Convergence Alimentaire
Les centaines de marques
que nous retrouvons sur les tablettes des supermarchés nous donnent
l’impression que notre argent va à un nombre aussi grand de compagnies
différentes. Or, ça n’est pas le cas: une grande majorité de ces marques
appartiennent à une poignée de compagnies. Le graphique suivant donne
un aperçu d’où notre argent va réellement (cliquez ici pour une version pleine résolution):
Pourquoi cette convergence est-elle néfaste?

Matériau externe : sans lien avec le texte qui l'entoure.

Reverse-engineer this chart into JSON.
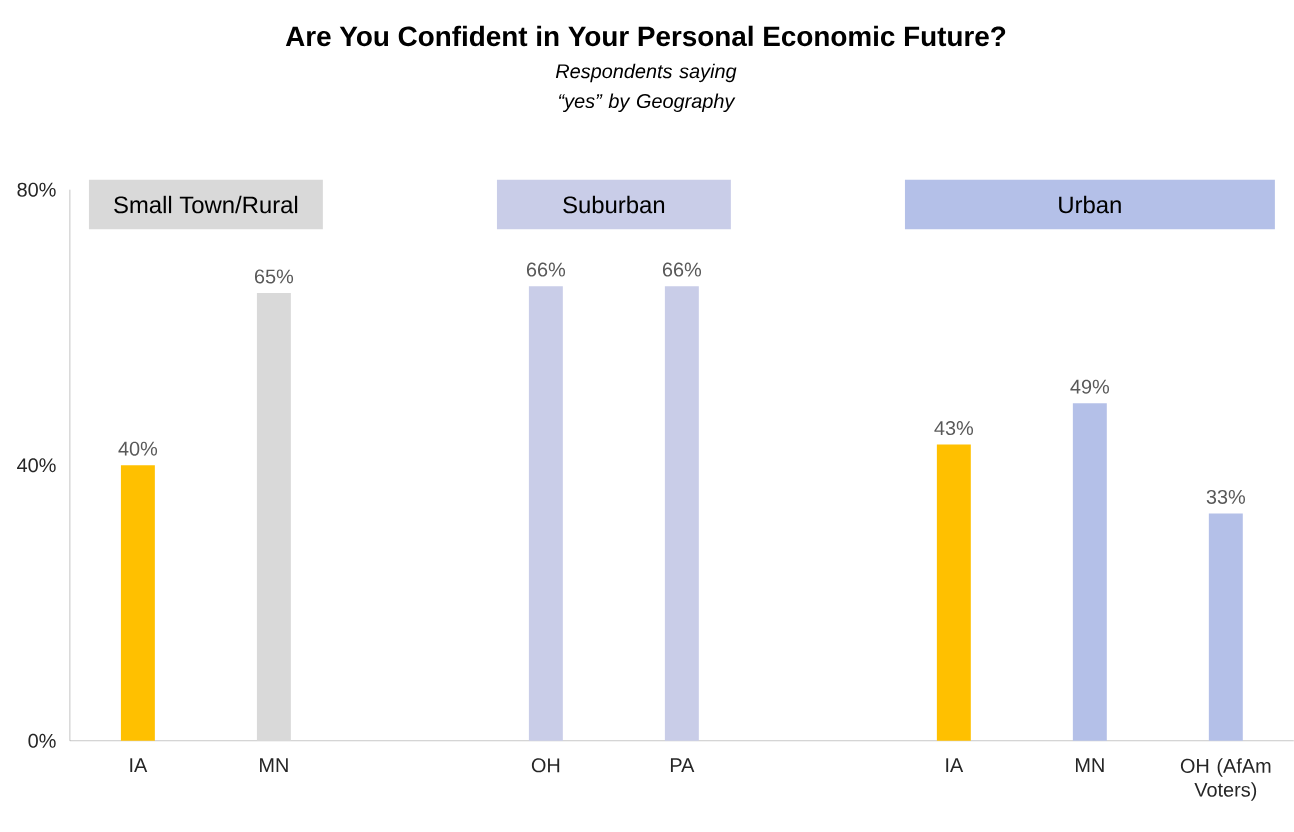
{
  "chart_data": {
    "type": "bar",
    "title": "Are You Confident in Your Personal Economic Future?",
    "subtitle": "Respondents saying “yes” by Geography",
    "categories": [
      "IA",
      "MN",
      null,
      "OH",
      "PA",
      null,
      "IA",
      "MN",
      "OH (AfAm Voters)"
    ],
    "values": [
      40,
      65,
      null,
      66,
      66,
      null,
      43,
      49,
      33
    ],
    "colors": [
      "#ffc000",
      "#d9d9d9",
      null,
      "#c9cde8",
      "#c9cde8",
      null,
      "#ffc000",
      "#b4c0e8",
      "#b4c0e8"
    ],
    "value_labels": [
      "40%",
      "65%",
      null,
      "66%",
      "66%",
      null,
      "43%",
      "49%",
      "33%"
    ],
    "ylim": [
      0,
      80
    ],
    "yticks": [
      {
        "value": 0,
        "label": "0%"
      },
      {
        "value": 40,
        "label": "40%"
      },
      {
        "value": 80,
        "label": "80%"
      }
    ],
    "annotations": [
      "Small Town/Rural",
      "Suburban",
      "Urban"
    ]
  }
}
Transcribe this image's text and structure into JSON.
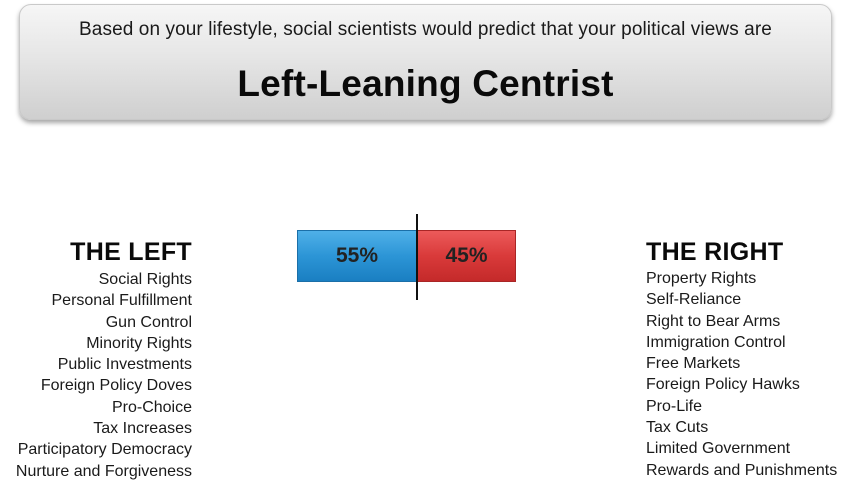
{
  "banner": {
    "subtitle": "Based on your lifestyle, social scientists would predict that your political views are",
    "result": "Left-Leaning Centrist"
  },
  "meter": {
    "left_percent": 55,
    "right_percent": 45,
    "left_label": "55%",
    "right_label": "45%",
    "left_color": "#2c95d6",
    "right_color": "#d93a3a"
  },
  "left": {
    "heading": "THE LEFT",
    "items": [
      "Social Rights",
      "Personal Fulfillment",
      "Gun Control",
      "Minority Rights",
      "Public Investments",
      "Foreign Policy Doves",
      "Pro-Choice",
      "Tax Increases",
      "Participatory Democracy",
      "Nurture and Forgiveness"
    ]
  },
  "right": {
    "heading": "THE RIGHT",
    "items": [
      "Property Rights",
      "Self-Reliance",
      "Right to Bear Arms",
      "Immigration Control",
      "Free Markets",
      "Foreign Policy Hawks",
      "Pro-Life",
      "Tax Cuts",
      "Limited Government",
      "Rewards and Punishments"
    ]
  }
}
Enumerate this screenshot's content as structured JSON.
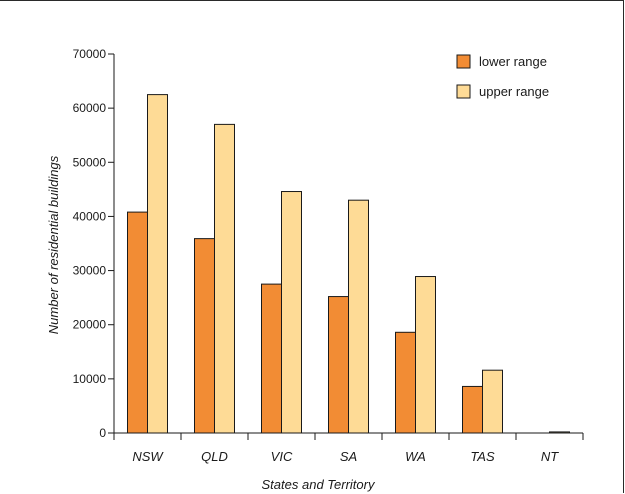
{
  "chart_data": {
    "type": "bar",
    "categories": [
      "NSW",
      "QLD",
      "VIC",
      "SA",
      "WA",
      "TAS",
      "NT"
    ],
    "series": [
      {
        "name": "lower range",
        "color": "#f28c34",
        "values": [
          40800,
          35900,
          27500,
          25200,
          18600,
          8600,
          0
        ]
      },
      {
        "name": "upper range",
        "color": "#fedb96",
        "values": [
          62500,
          57000,
          44600,
          43000,
          28900,
          11600,
          200
        ]
      }
    ],
    "title": "",
    "xlabel": "States and Territory",
    "ylabel": "Number of residential buildings",
    "ylim": [
      0,
      70000
    ],
    "yticks": [
      "0",
      "10000",
      "20000",
      "30000",
      "40000",
      "50000",
      "60000",
      "70000"
    ],
    "grid": false,
    "legend_position": "top-right"
  }
}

Cette question est légitime: en quoi le fait que ces marques soient contrôlées par si peu de compagnies est-il une mauvaise chose? N’est-ce pas simplement le résultat fonctionnel de notre système économique?En fait, nous croyons que cette convergence est néfaste pour diverses raisons, à plusieurs niveaux qui sont tous plus ou moins interreliés. En voici cinq:
1 – Ces compagnies sont si grosses qu’elles ont un pouvoir politique dangereux
Cette raison est celle qui, d’une
certaine façon, englobe toutes les autres. Les profits engendrés par
ces compagnies sont gargantuesques: à elle seule, Nestlé a engendré plus
de 37 milliards de dollars de profit en 2010. Or, cet argent se
convertit rapidement en pouvoir politique. De fait, dans notre système
politique, des groupes de pression font sans relâche des efforts afin de
faire passer ou bloquer des projets de loi. En général, plus les
groupes de pression sont bien financés et organisés, plus ils ont les
moyens d’avoir une grande influence sur les décisions prises au final.

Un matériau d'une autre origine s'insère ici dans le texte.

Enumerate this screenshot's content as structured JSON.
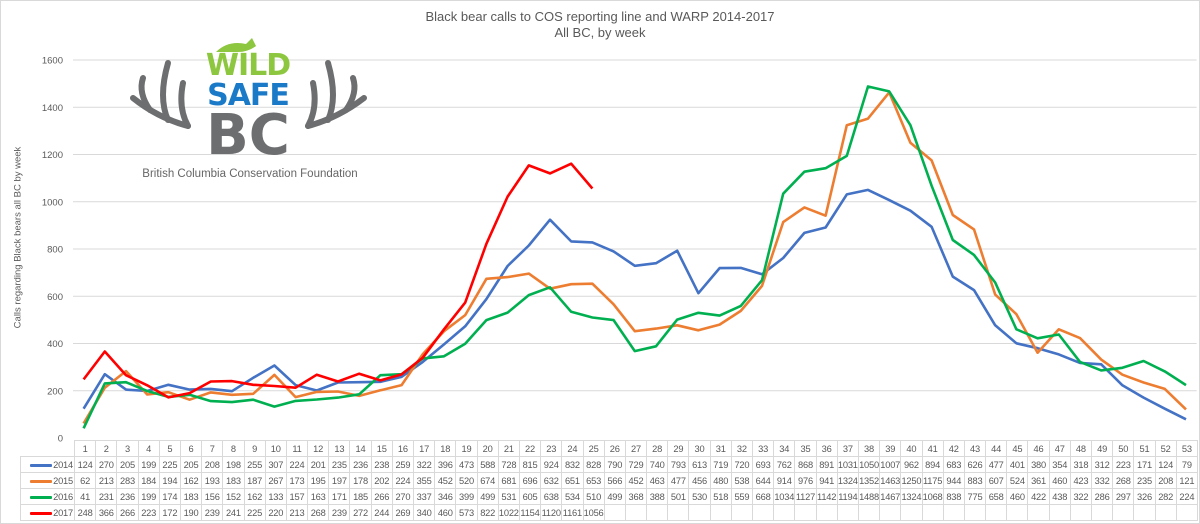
{
  "chart_data": {
    "type": "line",
    "title": "Black bear calls to COS reporting line and WARP 2014-2017",
    "subtitle": "All BC, by week",
    "xlabel": "",
    "ylabel": "Calls regarding Black bears all BC by week",
    "ylim": [
      0,
      1600
    ],
    "yticks": [
      0,
      200,
      400,
      600,
      800,
      1000,
      1200,
      1400,
      1600
    ],
    "grid": true,
    "legend_position": "data-table",
    "categories": [
      1,
      2,
      3,
      4,
      5,
      6,
      7,
      8,
      9,
      10,
      11,
      12,
      13,
      14,
      15,
      16,
      17,
      18,
      19,
      20,
      21,
      22,
      23,
      24,
      25,
      26,
      27,
      28,
      29,
      30,
      31,
      32,
      33,
      34,
      35,
      36,
      37,
      38,
      39,
      40,
      41,
      42,
      43,
      44,
      45,
      46,
      47,
      48,
      49,
      50,
      51,
      52,
      53
    ],
    "series": [
      {
        "name": "2014",
        "color": "#4472c4",
        "values": [
          124,
          270,
          205,
          199,
          225,
          205,
          208,
          198,
          255,
          307,
          224,
          201,
          235,
          236,
          238,
          259,
          322,
          396,
          473,
          588,
          728,
          815,
          924,
          832,
          828,
          790,
          729,
          740,
          793,
          613,
          719,
          720,
          693,
          762,
          868,
          891,
          1031,
          1050,
          1007,
          962,
          894,
          683,
          626,
          477,
          401,
          380,
          354,
          318,
          312,
          223,
          171,
          124,
          79
        ]
      },
      {
        "name": "2015",
        "color": "#ed7d31",
        "values": [
          62,
          213,
          283,
          184,
          194,
          162,
          193,
          183,
          187,
          267,
          173,
          195,
          197,
          178,
          202,
          224,
          355,
          452,
          520,
          674,
          681,
          696,
          632,
          651,
          653,
          566,
          452,
          463,
          477,
          456,
          480,
          538,
          644,
          914,
          976,
          941,
          1324,
          1352,
          1463,
          1250,
          1175,
          944,
          883,
          607,
          524,
          361,
          460,
          423,
          332,
          268,
          235,
          208,
          121
        ]
      },
      {
        "name": "2016",
        "color": "#00b050",
        "values": [
          41,
          231,
          236,
          199,
          174,
          183,
          156,
          152,
          162,
          133,
          157,
          163,
          171,
          185,
          266,
          270,
          337,
          346,
          399,
          499,
          531,
          605,
          638,
          534,
          510,
          499,
          368,
          388,
          501,
          530,
          518,
          559,
          668,
          1034,
          1127,
          1142,
          1194,
          1488,
          1467,
          1324,
          1068,
          838,
          775,
          658,
          460,
          422,
          438,
          322,
          286,
          297,
          326,
          282,
          224
        ]
      },
      {
        "name": "2017",
        "color": "#ff0000",
        "values": [
          248,
          366,
          266,
          223,
          172,
          190,
          239,
          241,
          225,
          220,
          213,
          268,
          239,
          272,
          244,
          269,
          340,
          460,
          573,
          822,
          1022,
          1154,
          1120,
          1161,
          1056
        ]
      }
    ]
  },
  "logo": {
    "line1": "WILD",
    "line2": "SAFE",
    "line3": "BC",
    "caption": "British Columbia Conservation Foundation"
  }
}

L’industrie alimentaire mène des activités de lobbying à toutes les
échelles: internationale, nationale et locale. De plus, de grands
montants sont investis par ces compagnies dans les campagnes
référendaires de plusieurs candidats politiques, tous partis confondus.

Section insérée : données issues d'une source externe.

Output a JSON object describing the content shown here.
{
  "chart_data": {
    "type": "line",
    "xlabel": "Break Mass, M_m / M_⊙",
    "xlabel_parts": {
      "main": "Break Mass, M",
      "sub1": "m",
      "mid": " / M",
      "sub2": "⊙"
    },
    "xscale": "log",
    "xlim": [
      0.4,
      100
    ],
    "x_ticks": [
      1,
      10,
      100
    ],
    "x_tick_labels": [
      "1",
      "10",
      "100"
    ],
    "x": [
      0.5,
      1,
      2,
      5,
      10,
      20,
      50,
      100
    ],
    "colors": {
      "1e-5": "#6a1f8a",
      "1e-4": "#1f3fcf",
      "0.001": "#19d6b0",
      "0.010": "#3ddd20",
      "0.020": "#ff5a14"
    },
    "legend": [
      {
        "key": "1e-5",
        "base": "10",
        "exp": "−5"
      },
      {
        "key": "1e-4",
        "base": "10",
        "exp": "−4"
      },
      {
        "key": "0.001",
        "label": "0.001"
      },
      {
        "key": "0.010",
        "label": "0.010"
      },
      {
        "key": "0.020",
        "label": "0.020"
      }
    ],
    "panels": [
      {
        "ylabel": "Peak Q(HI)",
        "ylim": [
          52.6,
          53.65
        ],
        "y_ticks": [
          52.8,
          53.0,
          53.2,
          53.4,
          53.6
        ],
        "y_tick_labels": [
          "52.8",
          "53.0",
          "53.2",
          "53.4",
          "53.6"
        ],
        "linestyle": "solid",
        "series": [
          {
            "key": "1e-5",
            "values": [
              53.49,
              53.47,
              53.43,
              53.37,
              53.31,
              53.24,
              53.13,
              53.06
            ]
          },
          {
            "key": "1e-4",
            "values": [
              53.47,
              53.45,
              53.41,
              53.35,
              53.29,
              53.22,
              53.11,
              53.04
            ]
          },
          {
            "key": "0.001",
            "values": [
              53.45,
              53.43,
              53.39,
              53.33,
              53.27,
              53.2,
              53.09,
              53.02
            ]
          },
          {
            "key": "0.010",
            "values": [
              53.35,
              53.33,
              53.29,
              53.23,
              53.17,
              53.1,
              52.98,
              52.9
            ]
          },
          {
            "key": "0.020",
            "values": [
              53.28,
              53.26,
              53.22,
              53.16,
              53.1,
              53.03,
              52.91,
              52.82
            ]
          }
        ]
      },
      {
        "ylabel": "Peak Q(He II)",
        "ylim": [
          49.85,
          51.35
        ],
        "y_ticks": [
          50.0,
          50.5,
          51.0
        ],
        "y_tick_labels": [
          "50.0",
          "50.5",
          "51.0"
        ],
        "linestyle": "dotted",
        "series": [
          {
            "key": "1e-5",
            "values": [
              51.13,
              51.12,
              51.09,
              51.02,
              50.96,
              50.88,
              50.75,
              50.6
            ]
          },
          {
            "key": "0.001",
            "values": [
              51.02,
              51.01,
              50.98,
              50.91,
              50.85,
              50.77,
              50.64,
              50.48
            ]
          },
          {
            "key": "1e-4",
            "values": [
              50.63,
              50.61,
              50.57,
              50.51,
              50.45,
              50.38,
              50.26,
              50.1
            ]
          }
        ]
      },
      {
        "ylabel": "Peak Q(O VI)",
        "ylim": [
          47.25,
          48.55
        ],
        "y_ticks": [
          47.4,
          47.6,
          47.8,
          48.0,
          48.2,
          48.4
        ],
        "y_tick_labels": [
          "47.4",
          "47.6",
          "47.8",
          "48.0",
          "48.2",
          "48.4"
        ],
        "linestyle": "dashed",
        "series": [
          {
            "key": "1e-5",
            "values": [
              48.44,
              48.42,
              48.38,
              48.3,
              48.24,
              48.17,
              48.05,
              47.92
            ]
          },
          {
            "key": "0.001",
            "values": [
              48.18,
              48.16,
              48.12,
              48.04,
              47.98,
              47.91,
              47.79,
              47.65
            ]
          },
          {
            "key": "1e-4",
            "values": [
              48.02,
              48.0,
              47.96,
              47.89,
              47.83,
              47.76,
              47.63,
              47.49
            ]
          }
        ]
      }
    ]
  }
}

Il serait naïf de croire que ces compagnies investissent tout cet argent
(en 2010, Kraft a dépensé un demi-million de dollars en contributions à
des candidats politiques américains; Nestlé a, à elle seule, donné près
de 300,000$ à la campagne de Schwarzenegger en Californie) sans rien
attendre en retour: elles souhaitent avoir leur mot à dire sur les lois
qui seront ou ne seront pas adoptées. Quant à savoir pour ou contre
quels projets elles feront de la pression, le seul critère qui semble
s’appliquer dans leurs choix est celui du profit. Cela est logique et
semble légitime, puisqu’il s’agit de compagnies qui, après tout, ont
pour mission de faire du profit. Cependant, la pression politique
exercée en vue du profit entre souvent en conflit avec l’intérêt de la
population, pour qui les politiciens devraient pouvoir travailler sans
pressions contraires. Il est néfaste pour tous que l’intérêt de
compagnies passe avant celui de la population, surtout lorsqu’il s’agit
de domaines aussi importants que celui de la santé publique.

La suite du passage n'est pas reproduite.